Sunday, April 6, 2008

Day 204...WHAT was I thinking?!?...

I am a "night owl". If I had my way, I'd stay up til 2AM and sleep until 11AM...that is what I did for years in college and as a "newlywed". That all ended 12 years ago when I had my first child. I'm still NOT a morning person. I still stay up late. I NEVER get to sleep in. I feel like I'm sleeping in if I wake up at 7:30 or 8AM. Today my eyes opened and the clock said 10:15AM! What?!? That's crazy! What happened?!? Then the haze started to lift and it became clear. When I turned over...it hurt. My shoulders are in a constant state of aching. My butt is KILLING me. My wrists are sore. Most everything hurts.
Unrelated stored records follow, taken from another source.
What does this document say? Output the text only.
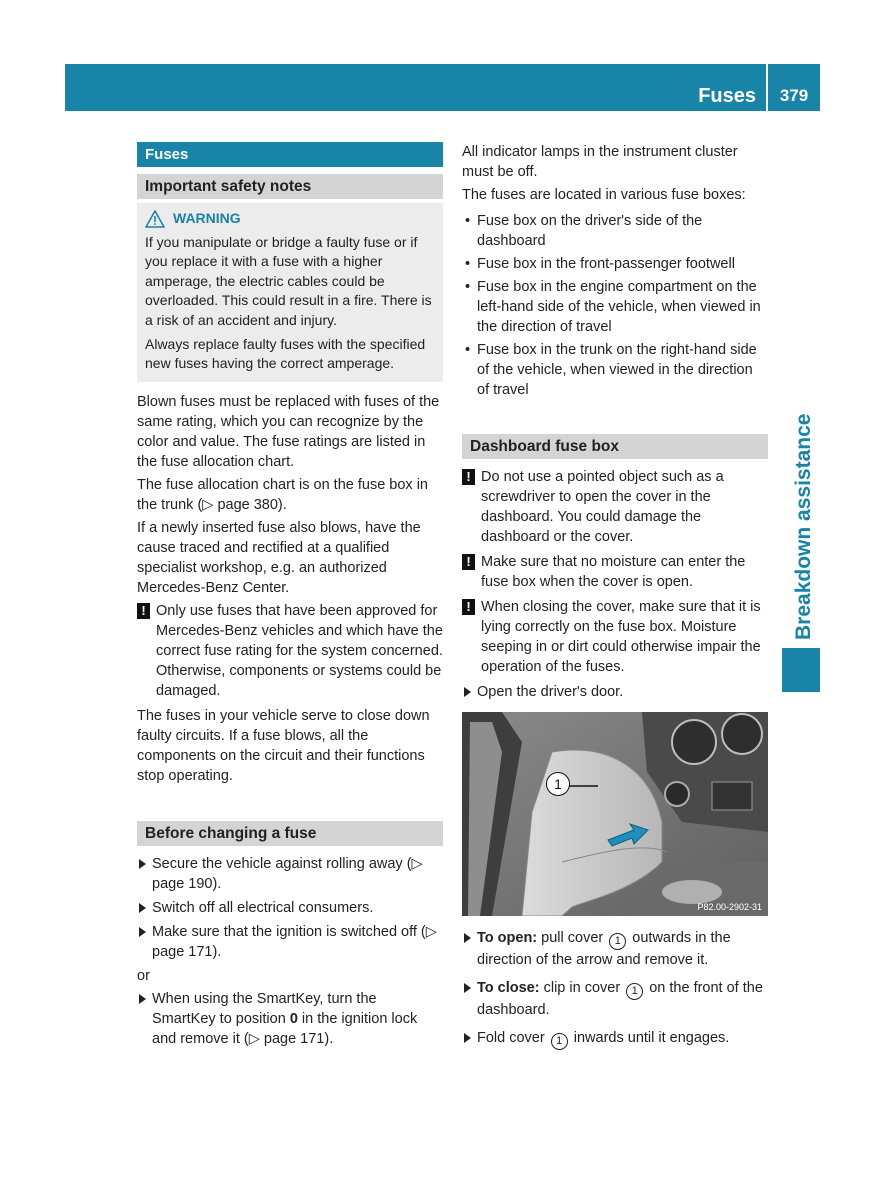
Fuses	379
Breakdown assistance
Fuses
Important safety notes
WARNING

If you manipulate or bridge a faulty fuse or if you replace it with a fuse with a higher amperage, the electric cables could be overloaded. This could result in a fire. There is a risk of an accident and injury.

Always replace faulty fuses with the specified new fuses having the correct amperage.

Blown fuses must be replaced with fuses of the same rating, which you can recognize by the color and value. The fuse ratings are listed in the fuse allocation chart.

The fuse allocation chart is on the fuse box in the trunk (▷ page 380).

If a newly inserted fuse also blows, have the cause traced and rectified at a qualified specialist workshop, e.g. an authorized Mercedes-Benz Center.

! Only use fuses that have been approved for Mercedes-Benz vehicles and which have the correct fuse rating for the system concerned. Otherwise, components or systems could be damaged.

The fuses in your vehicle serve to close down faulty circuits. If a fuse blows, all the components on the circuit and their functions stop operating.

Before changing a fuse
Secure the vehicle against rolling away (▷ page 190).
Switch off all electrical consumers.
Make sure that the ignition is switched off (▷ page 171).

or

When using the SmartKey, turn the SmartKey to position 0 in the ignition lock and remove it (▷ page 171).

All indicator lamps in the instrument cluster must be off.

The fuses are located in various fuse boxes:

• Fuse box on the driver's side of the dashboard
• Fuse box in the front-passenger footwell
• Fuse box in the engine compartment on the left-hand side of the vehicle, when viewed in the direction of travel
• Fuse box in the trunk on the right-hand side of the vehicle, when viewed in the direction of travel
Dashboard fuse box
! Do not use a pointed object such as a screwdriver to open the cover in the dashboard. You could damage the dashboard or the cover.
! Make sure that no moisture can enter the fuse box when the cover is open.
! When closing the cover, make sure that it is lying correctly on the fuse box. Moisture seeping in or dirt could otherwise impair the operation of the fuses.
Open the driver's door.
1
P82.00-2902-31
To open: pull cover 1 outwards in the direction of the arrow and remove it.
To close: clip in cover 1 on the front of the dashboard.
Fold cover 1 inwards until it engages.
My body is exhausted.

My thought upon stumbling to the kitchen for the breakfast that my husband cooked was..."WHAT WAS I THINKING YESTERDAY?!?" Am I insane? Why do I do this to myself? I know the answers. I was thinking it wouldn't be so bad. I KNEW I could do it. YES...I am crazy. I do this because I WANT to love what I see...and I still don't. I do this because I'm afraid of being fat again. I do this...because as bad as it hurts...as sore as I am...as crappy as I feel...I am stronger body AND soul because of it. If I had to make the choice again...I wouldn't change a thing.